Yes, the bytes/dots are consecutive. The raster buffer is simply a linear region of CHIP RAM made of <raster width>*<raster height> bytes.

Quote:

and would there be any considerations after doing this? Can you write straight into the screen buffer or are the virtual pixels in some other buffer waiting to be translated/converted?

It's possible to write straight into the screen buffer (that's the whole purpose of the system). Of course, double/triple buffering or racing the beam might be needed to avoid glitches/tearing.

Quote:

The core idea is to use SHRES pixels to simulate dots on a display screen. Each dot is made up of four pixels arranged in a 2x2 matrix. These pixels can be assigned RGBW values, representing red, green, blue, and white elements of the dot. The eye perceives these pixels as a single dot with a color determined by the mix of the pixel colors.

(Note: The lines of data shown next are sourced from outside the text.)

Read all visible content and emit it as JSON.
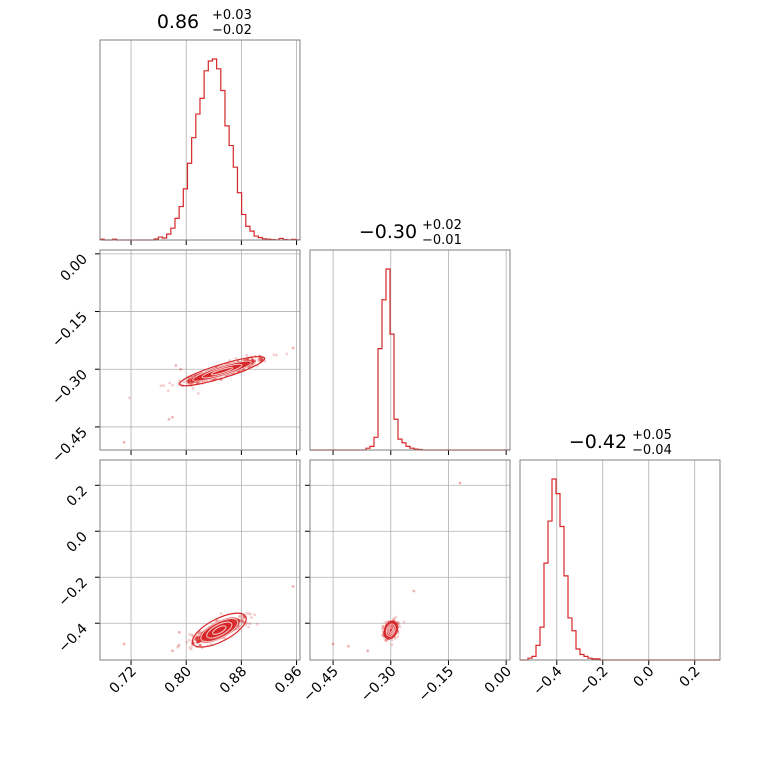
{
  "chart_data": {
    "type": "scatter",
    "subtype": "corner",
    "title": "",
    "grid": true,
    "colors": {
      "accent": "#d62728",
      "grid": "#b0b0b0",
      "frame": "#808080"
    },
    "parameters": [
      {
        "index": 0,
        "title": {
          "median": "0.86",
          "plus": "+0.03",
          "minus": "−0.02"
        },
        "range": [
          0.675,
          0.965
        ],
        "ticks": [
          0.72,
          0.8,
          0.88,
          0.96
        ],
        "tick_labels": [
          "0.72",
          "0.80",
          "0.88",
          "0.96"
        ],
        "histogram": {
          "edges_start": 0.675,
          "bin_width": 0.00604,
          "counts": [
            0.004,
            0,
            0,
            0.004,
            0,
            0,
            0,
            0,
            0,
            0,
            0,
            0,
            0,
            0.005,
            0.015,
            0.01,
            0.03,
            0.06,
            0.11,
            0.17,
            0.26,
            0.39,
            0.52,
            0.64,
            0.72,
            0.86,
            0.91,
            0.92,
            0.87,
            0.76,
            0.58,
            0.48,
            0.37,
            0.24,
            0.13,
            0.07,
            0.045,
            0.02,
            0.012,
            0.006,
            0.004,
            0.002,
            0.001,
            0.008,
            0.002,
            0.001,
            0.003,
            0.001
          ]
        }
      },
      {
        "index": 1,
        "title": {
          "median": "−0.30",
          "plus": "+0.02",
          "minus": "−0.01"
        },
        "range": [
          -0.51,
          0.01
        ],
        "ticks": [
          -0.45,
          -0.3,
          -0.15,
          0.0
        ],
        "tick_labels": [
          "−0.45",
          "−0.30",
          "−0.15",
          "0.00"
        ],
        "histogram": {
          "edges_start": -0.51,
          "bin_width": 0.0104,
          "counts": [
            0,
            0,
            0,
            0,
            0,
            0,
            0,
            0,
            0,
            0,
            0,
            0,
            0,
            0,
            0.01,
            0.02,
            0.07,
            0.56,
            0.83,
            1.0,
            0.64,
            0.17,
            0.06,
            0.04,
            0.02,
            0.01,
            0.005,
            0.003,
            0,
            0,
            0,
            0,
            0,
            0,
            0,
            0,
            0,
            0,
            0,
            0,
            0,
            0,
            0,
            0,
            0,
            0,
            0,
            0,
            0,
            0
          ]
        }
      },
      {
        "index": 2,
        "title": {
          "median": "−0.42",
          "plus": "+0.05",
          "minus": "−0.04"
        },
        "range": [
          -0.56,
          0.31
        ],
        "ticks": [
          -0.4,
          -0.2,
          0.0,
          0.2
        ],
        "tick_labels": [
          "−0.4",
          "−0.2",
          "0.0",
          "0.2"
        ],
        "histogram": {
          "edges_start": -0.56,
          "bin_width": 0.0174,
          "counts": [
            0,
            0,
            0.01,
            0.02,
            0.08,
            0.18,
            0.53,
            0.76,
            0.99,
            0.91,
            0.73,
            0.46,
            0.23,
            0.16,
            0.06,
            0.03,
            0.02,
            0.01,
            0.006,
            0.006,
            0,
            0,
            0,
            0,
            0,
            0,
            0,
            0,
            0,
            0,
            0,
            0,
            0,
            0,
            0,
            0,
            0,
            0,
            0,
            0,
            0,
            0,
            0,
            0,
            0,
            0,
            0,
            0,
            0,
            0
          ]
        }
      }
    ],
    "pairs": [
      {
        "x": 0,
        "y": 1,
        "center": [
          0.852,
          -0.305
        ],
        "slope": 0.55,
        "spread_major": 0.022,
        "spread_minor": 0.0045,
        "outliers": [
          [
            0.792,
            -0.3
          ],
          [
            0.785,
            -0.29
          ],
          [
            0.78,
            -0.425
          ],
          [
            0.775,
            -0.43
          ],
          [
            0.71,
            -0.49
          ],
          [
            0.955,
            -0.245
          ]
        ]
      },
      {
        "x": 0,
        "y": 2,
        "center": [
          0.848,
          -0.43
        ],
        "slope": 1.55,
        "spread_major": 0.022,
        "spread_minor": 0.006,
        "outliers": [
          [
            0.71,
            -0.49
          ],
          [
            0.79,
            -0.44
          ],
          [
            0.955,
            -0.24
          ],
          [
            0.78,
            -0.52
          ]
        ]
      },
      {
        "x": 1,
        "y": 2,
        "center": [
          -0.3,
          -0.43
        ],
        "slope": 4.5,
        "spread_major": 0.012,
        "spread_minor": 0.005,
        "outliers": [
          [
            -0.12,
            0.21
          ],
          [
            -0.36,
            -0.52
          ],
          [
            -0.41,
            -0.5
          ],
          [
            -0.45,
            -0.49
          ],
          [
            -0.24,
            -0.26
          ]
        ]
      }
    ]
  }
}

To represent the dots on a screen, a raster matrix is used. The dots are stored as bytes in a linear buffer, and two bitplanes are used to display each dot. The bits in the byte determine the elements (A, B, C, D) of the dot, and additional selector bitplanes are used to distinguish between the elements. The combination of base colors and selector bitplanes creates a palette of dot colors.

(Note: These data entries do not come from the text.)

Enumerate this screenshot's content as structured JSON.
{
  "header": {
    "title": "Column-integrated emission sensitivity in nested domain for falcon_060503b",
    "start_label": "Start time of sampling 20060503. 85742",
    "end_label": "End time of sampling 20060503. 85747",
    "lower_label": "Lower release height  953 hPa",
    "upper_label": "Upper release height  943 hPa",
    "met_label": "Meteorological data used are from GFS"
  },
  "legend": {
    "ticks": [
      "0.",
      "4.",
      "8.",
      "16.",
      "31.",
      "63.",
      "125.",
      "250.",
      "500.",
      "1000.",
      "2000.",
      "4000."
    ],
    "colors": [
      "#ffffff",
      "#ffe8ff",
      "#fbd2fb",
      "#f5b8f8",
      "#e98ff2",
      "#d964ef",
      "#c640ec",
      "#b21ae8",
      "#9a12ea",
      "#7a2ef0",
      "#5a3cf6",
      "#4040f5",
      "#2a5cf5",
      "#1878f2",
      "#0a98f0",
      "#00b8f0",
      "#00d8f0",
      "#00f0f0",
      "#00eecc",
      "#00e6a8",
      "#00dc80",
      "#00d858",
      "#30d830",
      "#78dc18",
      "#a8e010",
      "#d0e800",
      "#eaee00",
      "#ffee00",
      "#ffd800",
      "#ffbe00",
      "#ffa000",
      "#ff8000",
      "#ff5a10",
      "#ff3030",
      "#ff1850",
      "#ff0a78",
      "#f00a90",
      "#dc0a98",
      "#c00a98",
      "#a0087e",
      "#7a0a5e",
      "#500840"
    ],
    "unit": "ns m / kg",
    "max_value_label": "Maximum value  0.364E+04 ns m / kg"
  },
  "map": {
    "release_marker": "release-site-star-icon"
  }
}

However, there are spurious bits between the desired dots, which cannot be eliminated without additional processing. To address this, an extra selector bitplane is added to differentiate between desired dots and middle dots. The middle dots are mixes of the adjacent desired dots, and their colors need to be adjusted to achieve the desired visual effect.

Different color models, like RGBW, can be used to assign values to the base colors. The combinations of base colors and selector bitplanes result in a total of 256 dot color combinations. The proposed solution involves eliminating the third selector bitplane and assigning the same RGB values to the bit pairs %01 and %10, which reduces the scanlines-like effect and avoids the need for additional DMA slots.

Overall, this method allows for the simulation of dots using pixels and the creation of a dots palette with various color combinations on display screens like CRT, LCD, and LED.

So what do you think, is ChatGPT more or less right in its analysis?

Quote:

Originally Posted by pixie (Post 1623455)

So what do you think, is ChatGPT more or less right in its analysis?

It reprocessed (making it sibylline) the documentation I posted in the OP. The "Each dot is made up of four pixels arranged in a 2x2 matrix" bit horribly wrong, though.